Registro. Doutor Honoris Causa - Divaldo Franco – Universidade Federal do Piauí - Teresina

23/02/2018.

Em uma noite memorável, o grande orador espírita Divaldo Pereira Franco recebeu a maior honraria de uma instituição de ensino superior, o título de Doutor Honoris Causa pela Universidade Federal do Piauí.
Divaldo com sua oratória eloquente, firme e envolvente discorreu por uma hora, de pé, com toda a desenvoltura que lhe é peculiar; encantando e emocionando às lágrimas toda uma plateia em um auditório lotado.

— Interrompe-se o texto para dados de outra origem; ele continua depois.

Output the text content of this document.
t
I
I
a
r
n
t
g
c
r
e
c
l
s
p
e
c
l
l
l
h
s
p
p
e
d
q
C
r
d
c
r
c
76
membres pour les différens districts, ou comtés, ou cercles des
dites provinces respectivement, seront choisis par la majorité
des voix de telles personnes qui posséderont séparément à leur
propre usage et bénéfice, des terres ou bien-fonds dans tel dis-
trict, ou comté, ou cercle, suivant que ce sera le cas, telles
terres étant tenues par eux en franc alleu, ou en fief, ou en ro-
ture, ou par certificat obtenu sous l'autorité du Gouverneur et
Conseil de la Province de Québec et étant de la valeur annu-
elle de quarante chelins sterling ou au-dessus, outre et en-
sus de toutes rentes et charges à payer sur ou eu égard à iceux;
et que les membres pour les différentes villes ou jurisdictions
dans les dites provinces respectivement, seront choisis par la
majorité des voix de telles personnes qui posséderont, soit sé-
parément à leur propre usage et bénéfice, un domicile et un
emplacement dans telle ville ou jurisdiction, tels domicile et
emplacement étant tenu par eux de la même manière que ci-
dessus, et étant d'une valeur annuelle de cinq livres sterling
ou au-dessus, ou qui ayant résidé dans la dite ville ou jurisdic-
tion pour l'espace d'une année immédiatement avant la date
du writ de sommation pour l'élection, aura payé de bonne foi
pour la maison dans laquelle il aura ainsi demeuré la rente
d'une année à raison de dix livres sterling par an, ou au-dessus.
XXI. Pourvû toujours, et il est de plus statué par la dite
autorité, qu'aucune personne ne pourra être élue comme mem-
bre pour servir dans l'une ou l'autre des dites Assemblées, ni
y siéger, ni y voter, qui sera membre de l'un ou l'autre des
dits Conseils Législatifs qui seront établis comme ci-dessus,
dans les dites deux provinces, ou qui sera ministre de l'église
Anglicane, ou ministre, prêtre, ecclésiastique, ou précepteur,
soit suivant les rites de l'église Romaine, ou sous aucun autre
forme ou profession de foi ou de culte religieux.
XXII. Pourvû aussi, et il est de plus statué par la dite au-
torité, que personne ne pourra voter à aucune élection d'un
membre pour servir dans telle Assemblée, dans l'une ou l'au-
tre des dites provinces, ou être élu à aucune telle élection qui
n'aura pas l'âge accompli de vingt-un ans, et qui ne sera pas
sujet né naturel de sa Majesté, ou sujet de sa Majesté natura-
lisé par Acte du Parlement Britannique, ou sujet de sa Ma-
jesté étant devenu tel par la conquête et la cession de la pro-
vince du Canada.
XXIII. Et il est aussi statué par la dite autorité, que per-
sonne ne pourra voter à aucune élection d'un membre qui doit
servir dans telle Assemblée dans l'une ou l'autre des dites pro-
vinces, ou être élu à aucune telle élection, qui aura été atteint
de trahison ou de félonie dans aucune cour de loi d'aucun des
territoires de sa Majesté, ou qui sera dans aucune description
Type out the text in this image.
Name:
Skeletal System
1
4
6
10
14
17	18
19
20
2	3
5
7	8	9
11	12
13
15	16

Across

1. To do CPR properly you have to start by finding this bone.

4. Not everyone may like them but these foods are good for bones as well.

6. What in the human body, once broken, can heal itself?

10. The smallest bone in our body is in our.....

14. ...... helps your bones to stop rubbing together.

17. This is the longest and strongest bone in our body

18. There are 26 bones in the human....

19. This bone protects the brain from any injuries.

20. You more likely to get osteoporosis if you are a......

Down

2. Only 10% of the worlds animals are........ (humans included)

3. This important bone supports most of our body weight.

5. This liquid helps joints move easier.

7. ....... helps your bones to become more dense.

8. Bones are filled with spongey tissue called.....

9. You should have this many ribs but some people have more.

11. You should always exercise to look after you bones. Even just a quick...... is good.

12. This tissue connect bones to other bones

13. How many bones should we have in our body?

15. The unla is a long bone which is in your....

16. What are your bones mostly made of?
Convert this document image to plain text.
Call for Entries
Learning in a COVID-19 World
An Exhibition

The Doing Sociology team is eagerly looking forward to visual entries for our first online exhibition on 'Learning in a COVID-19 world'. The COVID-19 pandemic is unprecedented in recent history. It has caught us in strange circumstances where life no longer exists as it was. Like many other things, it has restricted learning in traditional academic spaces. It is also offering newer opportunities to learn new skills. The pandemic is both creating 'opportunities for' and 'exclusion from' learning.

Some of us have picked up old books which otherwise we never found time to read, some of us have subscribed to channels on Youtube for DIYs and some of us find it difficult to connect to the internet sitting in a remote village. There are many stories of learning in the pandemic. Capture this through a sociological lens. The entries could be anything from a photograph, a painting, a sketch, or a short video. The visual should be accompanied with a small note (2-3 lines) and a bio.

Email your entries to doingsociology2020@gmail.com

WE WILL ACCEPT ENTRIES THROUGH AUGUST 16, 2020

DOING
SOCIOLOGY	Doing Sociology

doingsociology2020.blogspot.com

Diante do Conselho Universitário e do Magnífico Reitor, e de uma plateia extasiada, Divaldo discursa com naturalidade traçando uma trajetória desde os motivos que o levaram na juventude a dedicar-se ao próximo, a serviço da humanidade inspirado nos exemplos do Inolvidável Mestre Galileu- o Mestre dos Mestres, ao grande Mahatma Gandhi e a alma exemplar de Madre Teresa de Calcutá. Traça o roteiro científico mostrando o momento em que a ciência laica separa-se do jugo tacanho da religião, não a religião amor de moral profunda e elevada, mas a do atraso de pensamento que amarrava o progresso científico e fechava os horizontes do avanço intelectual humano a círculos conservadores e dogmáticos. Inúmeros cientistas e suas contribuições, datas precisas e fatos transformadores são acrescentados, incluindo a contribuição do inesquecível codificador Professor Hippolyte Denizard Rivail, que nos trouxe um edifício doutrinário que abalou os alicerces das crenças do Velho Mundo.
Em seu discurso versa magnificamente sobre a clínica do Dr Jean - Martin Charcot, o fundador da neurologia moderna, até os atuais neurocientistas. Desde o grande Isacc Newton a Albert Einstein e toda uma plêiade de notáveis homens de ciência e suas contribuições, Divaldo envolve a todos com o seu verbo brilhante, atual e progressista.
Findo o discurso comovente, o Magnífico Reitor durante sua fala, diz-se maravilhado e nada mais poderia acrescentar, e, se alguém tinha dúvidas do merecimento deste título, diante de tão extraordinário saber do nobre doutor Divaldo Franco, agora não tinha mais nenhuma dúvida.
Uma noite memorável para a Academia e para o Espiritismo.
Nossa gratidão eterna ao querido Divaldo Franco.